Deep Learning AMI
Developer Guide

Features of the DLAMI

Preinstalled Frameworks

There are currently three primary flavors of the DLAMI with other variations related to the operating system (OS) and software versions:

The new Deep Learning AMI with Conda uses Anaconda environments to isolate each framework, so you can switch between them at will and not worry about their dependencies conflicting.

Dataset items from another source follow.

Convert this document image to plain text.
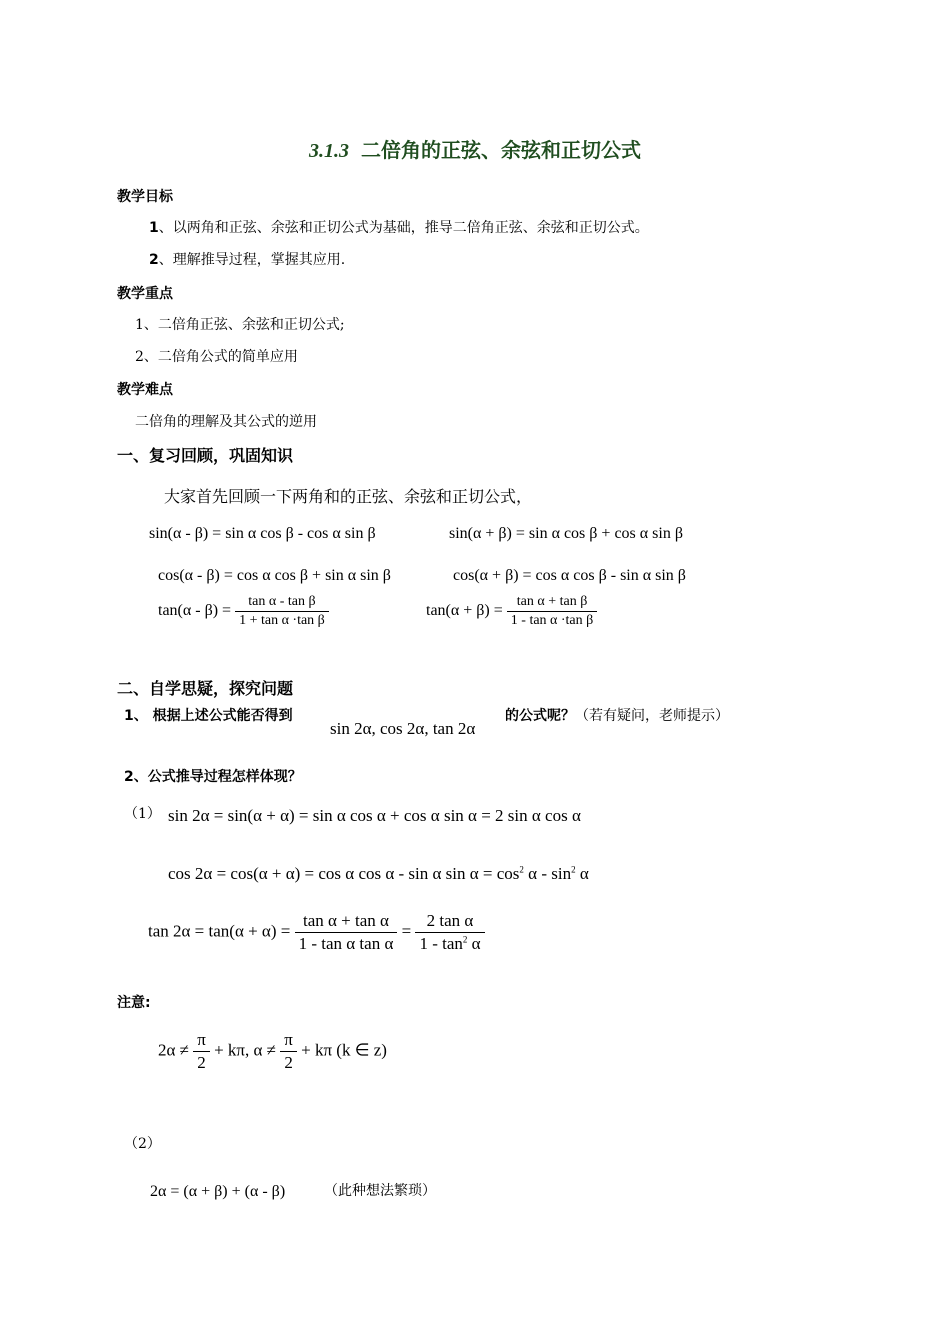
3.1.3 二倍角的正弦、余弦和正切公式
教学目标
1、以两角和正弦、余弦和正切公式为基础，推导二倍角正弦、余弦和正切公式。
2、理解推导过程，掌握其应用.
教学重点
1、二倍角正弦、余弦和正切公式;
2、二倍角公式的简单应用
教学难点
二倍角的理解及其公式的逆用
一、复习回顾，巩固知识
大家首先回顾一下两角和的正弦、余弦和正切公式，
sin(α - β) = sin α cos β - cos α sin β	sin(α + β) = sin α cos β + cos α sin β
cos(α - β) = cos α cos β + sin α sin β	cos(α + β) = cos α cos β - sin α sin β
$\tan(\alpha - \beta) = \frac{\text{tan α - tan β}}{\text{1 + tan α ·tan β}}$	$\tan(\alpha + \beta) = \frac{\text{tan α + tan β}}{\text{1 - tan α ·tan β}}$
二、自学思疑，探究问题
1、 根据上述公式能否得到
sin 2α, cos 2α, tan 2α
的公式呢？（若有疑问，老师提示）
2、公式推导过程怎样体现？
（1） sin 2α = sin(α + α) = sin α cos α + cos α sin α = 2 sin α cos α
cos 2α = cos(α + α) = cos α cos α - sin α $\sin \alpha = \cos^2 \alpha - \sin^2 \alpha$
$\tan 2\alpha = \tan(\alpha + \alpha) = \frac{\text{tan α + tan α}}{\text{1 - tan α tan α}} = \frac{\text{2 tan α}}{1 - \tan^2 \alpha}$
注意:
$2\alpha \ne \frac{\pi}{2} + k\pi$, $\alpha \ne \frac{\pi}{2} + k\pi$ (k ∈ z)
（2）
2α = (α + β) + (α - β)	（此种想法繁琐）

The Deep Learning AMI with Source Code has all of the deep learning frameworks installed into the same Python environment, along with the frameworks' source.

For more information on selecting the best DLAMI for you, take a look at Getting Started.

This is the full list supported frameworks between Deep Learning AMI with Conda and Deep Learning AMI with Source Code:

  • Apache MXNet

  • Caffe

  • Caffe2

  • CNTK

  • Keras

  • PyTorch

  • TensorFlow

  • Theano**

  • Torch*


* Only available on the Deep Learning AMI with Source Code.

** Theano is being phased out, as it is no longer an active project.

Preinstalled GPU Software

Even if you use a CPU-only instance, the DLAMI will have NVIDIA CUDA and NVIDIA cuDNN. The installed software is the same regardless of the instance type. Keep in mind that GPU-specific tools only work on an instance that has at least one GPU. More information on this is covered in the Selecting the Instance Type for DLAMI.

Model Serving and Visualization

Deep Learning AMI with Conda comes preinstalled with two kinds of model servers, one for MXNet and one for TensorFlow, as well as TensorBoard, for model visualizations.